Kuba Wasiak: Wyspałeś się już?

Wojtek Wolski: Tak, zawsze przed grą idę się trochę zdrzemnąć, także w Kanadzie. Tam jest to normalne, wszyscy robią sobie drzemki.

Twoje pierwsze wrażenia z Sanoka?

Piękne miasto, naprawdę. Czuję się tu bardzo dobrze i cieszę się, że mogę tu grać. Zawsze mieszkam w dużych miastach i jest to dla mnie nowe doświadczenie.

Czego się spodziewasz po występach w Polsce?

Myślę, że będzie dużo ludzi. Dla mnie to pierwsze mecze od sześciu miesięcy, ale ja zamierzam ostro walczyć. Najważniejsze, żebyśmy wygrali.

Poznałeś się z chłopakami z zespołu?

Tak, mieliśmy razem treningi. Są bardzo fajni, bardzo mi pomagają we wszystkim, jak mogą. Dla mnie najtrudniejsza rzecz to język.

Zdajesz sobie sprawę, że hokej w Polsce i hokej w Kanadzie to dwa różne światy...

Tak, ale dla mnie hokej jest jeden. Jeśli będę miał tu grać przez kilka miesięcy, to bardzo fajnie. A jeśli skończy się lokaut, to wracam do Kanady.

Wiesz, kiedy to może nastąpić?

Nie, na razie trwają rozmowy w Kanadzie i w USA, ale niewiele z tego wynika. Może w przyszłym tygodniu coś się wydarzy.

Jesteś osobą, która może przyciągnąć w Polsce ludzi do hokeja, witany byłeś jak gwiazda...

Fajnie by było, gdyby udało się zmienić nastawienie ludzi do hokeja. Chodzi o to, żeby zaczęli przychodzić na mecze, oglądać, interesować się.

Przestawiłeś się już na polski czas?

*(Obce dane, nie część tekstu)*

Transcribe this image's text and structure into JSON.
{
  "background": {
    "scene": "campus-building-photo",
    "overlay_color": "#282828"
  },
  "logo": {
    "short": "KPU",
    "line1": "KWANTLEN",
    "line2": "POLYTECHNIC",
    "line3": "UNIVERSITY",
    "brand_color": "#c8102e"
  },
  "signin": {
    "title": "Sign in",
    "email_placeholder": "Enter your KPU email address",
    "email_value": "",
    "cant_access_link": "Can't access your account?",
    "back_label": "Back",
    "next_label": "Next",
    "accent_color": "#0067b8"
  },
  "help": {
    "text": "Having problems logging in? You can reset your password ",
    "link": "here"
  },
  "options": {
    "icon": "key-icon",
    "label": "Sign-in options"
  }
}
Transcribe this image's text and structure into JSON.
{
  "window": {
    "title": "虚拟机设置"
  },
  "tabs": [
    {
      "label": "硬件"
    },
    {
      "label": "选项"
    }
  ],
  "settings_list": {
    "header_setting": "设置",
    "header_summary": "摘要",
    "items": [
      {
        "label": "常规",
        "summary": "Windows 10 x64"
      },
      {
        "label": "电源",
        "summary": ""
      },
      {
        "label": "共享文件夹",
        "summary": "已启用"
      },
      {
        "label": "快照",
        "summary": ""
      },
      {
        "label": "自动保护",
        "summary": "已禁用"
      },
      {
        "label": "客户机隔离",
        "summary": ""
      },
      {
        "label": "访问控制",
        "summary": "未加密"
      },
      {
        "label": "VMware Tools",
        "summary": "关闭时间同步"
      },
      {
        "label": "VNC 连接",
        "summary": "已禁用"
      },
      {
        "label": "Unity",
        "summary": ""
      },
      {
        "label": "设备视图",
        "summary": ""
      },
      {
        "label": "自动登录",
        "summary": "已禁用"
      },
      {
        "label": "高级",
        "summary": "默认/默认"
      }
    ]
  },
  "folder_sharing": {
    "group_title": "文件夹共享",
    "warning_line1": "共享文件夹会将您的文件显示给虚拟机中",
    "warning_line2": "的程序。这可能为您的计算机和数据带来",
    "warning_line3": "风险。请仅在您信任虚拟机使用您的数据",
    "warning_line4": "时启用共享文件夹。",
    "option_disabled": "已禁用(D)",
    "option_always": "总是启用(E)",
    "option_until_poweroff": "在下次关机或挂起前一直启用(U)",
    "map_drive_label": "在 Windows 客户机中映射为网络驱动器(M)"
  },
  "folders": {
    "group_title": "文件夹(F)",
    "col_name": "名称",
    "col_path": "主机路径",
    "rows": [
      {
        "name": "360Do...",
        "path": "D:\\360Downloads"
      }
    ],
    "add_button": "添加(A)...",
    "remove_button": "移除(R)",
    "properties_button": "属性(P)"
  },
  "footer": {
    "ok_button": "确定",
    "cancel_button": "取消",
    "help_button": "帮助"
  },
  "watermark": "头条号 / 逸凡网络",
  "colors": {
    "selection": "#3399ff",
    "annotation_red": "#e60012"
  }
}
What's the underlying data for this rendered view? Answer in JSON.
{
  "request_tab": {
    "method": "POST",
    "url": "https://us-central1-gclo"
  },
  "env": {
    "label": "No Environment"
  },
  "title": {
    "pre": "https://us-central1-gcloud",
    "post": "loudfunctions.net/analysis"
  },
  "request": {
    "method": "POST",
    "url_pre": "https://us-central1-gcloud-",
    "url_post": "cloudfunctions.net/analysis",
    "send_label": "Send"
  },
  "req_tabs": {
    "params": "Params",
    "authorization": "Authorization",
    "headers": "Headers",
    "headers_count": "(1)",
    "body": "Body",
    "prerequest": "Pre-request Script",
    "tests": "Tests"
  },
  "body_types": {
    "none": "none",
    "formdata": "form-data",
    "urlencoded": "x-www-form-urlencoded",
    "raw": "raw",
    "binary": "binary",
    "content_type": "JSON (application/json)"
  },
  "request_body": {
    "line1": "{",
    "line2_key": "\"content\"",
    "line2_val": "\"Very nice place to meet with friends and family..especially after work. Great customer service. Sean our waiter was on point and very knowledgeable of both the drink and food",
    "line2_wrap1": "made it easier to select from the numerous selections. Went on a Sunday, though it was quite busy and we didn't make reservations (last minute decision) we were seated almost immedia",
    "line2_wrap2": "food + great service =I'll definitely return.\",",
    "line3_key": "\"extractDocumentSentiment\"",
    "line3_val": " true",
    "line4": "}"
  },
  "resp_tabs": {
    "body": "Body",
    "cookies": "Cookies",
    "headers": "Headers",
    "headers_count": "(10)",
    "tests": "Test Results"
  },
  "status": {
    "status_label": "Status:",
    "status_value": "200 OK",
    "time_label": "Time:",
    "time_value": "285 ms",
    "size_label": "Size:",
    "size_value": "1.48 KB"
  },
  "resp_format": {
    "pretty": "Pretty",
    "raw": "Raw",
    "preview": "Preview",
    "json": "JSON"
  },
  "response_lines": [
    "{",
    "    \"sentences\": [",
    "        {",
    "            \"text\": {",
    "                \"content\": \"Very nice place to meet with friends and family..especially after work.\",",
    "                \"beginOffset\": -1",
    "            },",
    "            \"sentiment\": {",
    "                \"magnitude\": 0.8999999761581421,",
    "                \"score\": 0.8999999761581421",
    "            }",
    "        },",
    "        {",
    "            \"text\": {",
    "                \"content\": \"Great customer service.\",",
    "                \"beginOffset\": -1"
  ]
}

Dobrze się tu czujesz?

Jeszcze przez jakiś czas będę się przyzwyczajał, bo czuję różnicę. Ale to, co mnie miło zaskoczyło to, pogoda - teraz w Polsce jest cieplej niż w Toronto.  

A polska kuchnia ci odpowiada?

Polską kuchnię znam na co dzień. Mama zawsze gotuje po polsku, więc wiem, co dobre.